さらに、わざとテレビのボリュームも上げて、ちょっと気遣いもしてみる。
娘たちの笑い声が時々漏れてきて、私まで楽しくなる。
1時間ほど経ったころ、頬を少し赤く染めた長女が、キッチンとリビングの間のドアを開けて、こちらに向かって声を掛ける。
「ゆうも、おいでよ!」
リビングに置いているベッドで横になっていたゆうは、ちょうど夜ご飯の栄養剤を入れ終わったところだ。大きなベッドではキッチンに入れないので、簡易の移動ベッドにゆうを移して、キッチン飲み会に乱入させた。
「おお、ゆう!おいでおいで!」
と、ゆうは熱い歓迎を受ける。が、「はい、おばちゃんは出て行ってね!」と、私はあっさり、そう言われた。
それはそうだな。ちゃんとわかっているからご安心を。
萌は看護師だ。
「おばちゃん、痰の吸引なら任せて!」
なんと心強いこと。
少しの間、ゆうも恋バナに参加する。
24歳、恋バナが大好きな年頃だ。
親に秘密があってもいい。
母親が知らない世界を体験させてやれることが何よりも嬉しかった。
「なんなら、ゆうにも、胃婁から酎ハイを少しいれてみようかな?」と思うほど、私もテンションがあがる。
しばらくしてから、ゆうを迎えに行くと、ゆうは嬉し過ぎて、顔が笑顔で固まっていた。
硬い簡易ベッドの上では体が痛いので、あまり長い時間は寝かせられない。後ろ髪を引かれる思いで、ゆうを退席させた。

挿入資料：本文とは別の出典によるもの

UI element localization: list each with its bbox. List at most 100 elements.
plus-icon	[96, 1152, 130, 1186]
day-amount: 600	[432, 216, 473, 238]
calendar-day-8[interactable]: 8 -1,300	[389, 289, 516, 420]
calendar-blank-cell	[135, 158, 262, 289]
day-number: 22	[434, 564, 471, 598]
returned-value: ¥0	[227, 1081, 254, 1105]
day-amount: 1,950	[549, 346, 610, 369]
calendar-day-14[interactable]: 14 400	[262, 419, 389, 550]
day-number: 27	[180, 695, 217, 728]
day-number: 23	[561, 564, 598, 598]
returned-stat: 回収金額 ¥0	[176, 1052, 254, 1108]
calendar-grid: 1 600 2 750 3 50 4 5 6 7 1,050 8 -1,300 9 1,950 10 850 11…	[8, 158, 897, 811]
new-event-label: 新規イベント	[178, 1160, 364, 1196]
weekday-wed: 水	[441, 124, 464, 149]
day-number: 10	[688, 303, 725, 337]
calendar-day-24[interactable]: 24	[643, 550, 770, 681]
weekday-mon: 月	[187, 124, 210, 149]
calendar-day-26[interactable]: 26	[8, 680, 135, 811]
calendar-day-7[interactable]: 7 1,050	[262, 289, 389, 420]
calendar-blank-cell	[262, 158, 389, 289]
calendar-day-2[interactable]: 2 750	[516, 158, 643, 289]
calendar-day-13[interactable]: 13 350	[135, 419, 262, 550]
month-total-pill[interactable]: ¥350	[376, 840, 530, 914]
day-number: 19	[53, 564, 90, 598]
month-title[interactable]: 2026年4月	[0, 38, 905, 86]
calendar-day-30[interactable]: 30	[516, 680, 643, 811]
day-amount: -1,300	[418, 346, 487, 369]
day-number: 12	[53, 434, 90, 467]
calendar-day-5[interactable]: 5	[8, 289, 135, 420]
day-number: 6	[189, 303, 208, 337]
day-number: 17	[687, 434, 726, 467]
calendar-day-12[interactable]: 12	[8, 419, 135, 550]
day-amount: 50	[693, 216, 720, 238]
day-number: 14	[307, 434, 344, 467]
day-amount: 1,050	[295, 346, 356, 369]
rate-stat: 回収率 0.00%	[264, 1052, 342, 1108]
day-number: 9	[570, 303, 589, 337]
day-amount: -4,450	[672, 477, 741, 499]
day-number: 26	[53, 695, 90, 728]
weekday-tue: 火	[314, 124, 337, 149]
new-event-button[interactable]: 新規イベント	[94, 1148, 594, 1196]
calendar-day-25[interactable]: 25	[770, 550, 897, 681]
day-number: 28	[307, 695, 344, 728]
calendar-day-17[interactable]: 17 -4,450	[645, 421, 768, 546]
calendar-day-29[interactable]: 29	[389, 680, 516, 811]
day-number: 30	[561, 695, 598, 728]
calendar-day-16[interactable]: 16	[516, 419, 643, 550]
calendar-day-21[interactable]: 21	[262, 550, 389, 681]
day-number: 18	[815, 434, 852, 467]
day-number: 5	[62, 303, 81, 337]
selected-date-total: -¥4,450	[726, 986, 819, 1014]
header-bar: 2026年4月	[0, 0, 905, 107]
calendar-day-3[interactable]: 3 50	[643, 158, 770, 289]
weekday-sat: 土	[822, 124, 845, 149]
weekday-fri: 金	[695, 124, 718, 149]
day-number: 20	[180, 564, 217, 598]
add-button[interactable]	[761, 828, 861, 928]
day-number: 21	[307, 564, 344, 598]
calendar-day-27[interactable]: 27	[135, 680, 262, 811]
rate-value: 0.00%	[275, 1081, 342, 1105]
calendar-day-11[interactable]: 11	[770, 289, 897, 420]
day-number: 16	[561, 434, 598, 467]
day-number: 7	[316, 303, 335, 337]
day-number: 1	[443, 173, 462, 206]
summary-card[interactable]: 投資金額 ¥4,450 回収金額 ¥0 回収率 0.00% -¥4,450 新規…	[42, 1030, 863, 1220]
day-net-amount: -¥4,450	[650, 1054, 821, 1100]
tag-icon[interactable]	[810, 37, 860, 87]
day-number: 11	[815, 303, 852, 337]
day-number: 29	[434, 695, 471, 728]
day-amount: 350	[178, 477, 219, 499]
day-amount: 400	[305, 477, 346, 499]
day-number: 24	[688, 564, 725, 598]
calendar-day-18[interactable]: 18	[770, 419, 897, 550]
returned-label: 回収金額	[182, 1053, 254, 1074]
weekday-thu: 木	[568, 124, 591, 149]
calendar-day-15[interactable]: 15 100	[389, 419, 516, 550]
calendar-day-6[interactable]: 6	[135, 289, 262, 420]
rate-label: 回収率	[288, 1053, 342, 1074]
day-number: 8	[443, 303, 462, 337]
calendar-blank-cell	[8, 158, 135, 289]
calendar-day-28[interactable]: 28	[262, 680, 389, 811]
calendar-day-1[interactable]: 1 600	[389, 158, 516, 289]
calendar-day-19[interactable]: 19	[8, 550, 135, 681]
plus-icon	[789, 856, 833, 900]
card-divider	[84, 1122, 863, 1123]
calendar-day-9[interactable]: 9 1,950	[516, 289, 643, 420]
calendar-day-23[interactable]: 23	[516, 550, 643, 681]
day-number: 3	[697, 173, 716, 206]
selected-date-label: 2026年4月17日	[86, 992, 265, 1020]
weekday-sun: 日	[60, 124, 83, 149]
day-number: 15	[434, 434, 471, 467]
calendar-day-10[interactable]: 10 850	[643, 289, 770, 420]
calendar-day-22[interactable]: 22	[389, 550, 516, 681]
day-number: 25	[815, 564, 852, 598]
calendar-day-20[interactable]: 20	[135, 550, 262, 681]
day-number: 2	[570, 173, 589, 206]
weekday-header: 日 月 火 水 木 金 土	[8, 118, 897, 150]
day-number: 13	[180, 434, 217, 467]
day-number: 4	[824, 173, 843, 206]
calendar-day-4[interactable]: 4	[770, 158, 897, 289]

少しでも女子会に参加できたことで、ゆうはすっかり満足したようだった。
やれやれ、笑顔が顔に張り付いていて、思い出し笑いが止まらない24歳。何を想像しているのやら。
やっぱり我慢できず、おつまみを追加するついでとばかりに、私も女子会に顔を出す。
今までゆうがそこにいた余韻で、自然と、「ゆうの影響力はすごいな」という話題になっていった。
我が家の長女も、長女の彼も、医療従事者。
萌は看護師。
夫の方の姪や甥も、医療従事者だ。
つまり、ゆうのいとこたちは医療従事者ばかりで、まさに、チーム「ゆう」状態だねという話題になった。
それが、ゆうの力なのか、たまたまそうなったのかは、わからない。
けれど、ゆうが彼らの人生になにかしらの影響を与えていたのなら、ありがたいことだと素直に思った。
話を聞いていた咲が、ちょっと不機嫌になる。
彼女は工業高校を出て、建築関係の仕事をしている。
全国各地の現場で、おっちゃんたちに混じって、現場監督として元気に働いている。
負けず嫌いの頑張り屋さんだ。
その咲が、きっぱりと言い切った。
「わたしだって.....、わたしだって.....、毎日毎日、バリアフリーのことを考えながら仕事してるんだからねっ!」
可愛すぎる。優しすぎる。笑いながら目が潤んできた。
また、おばちゃんは泣いてしまうやん。
そう、咲、あなたもチーム「ゆう」だよね。
みんな、チーム「ゆう」でいてくれて、ありがとうね。
飲んでもない私が、誰より一番真っ赤になった、すてきなすてきな女子会でした。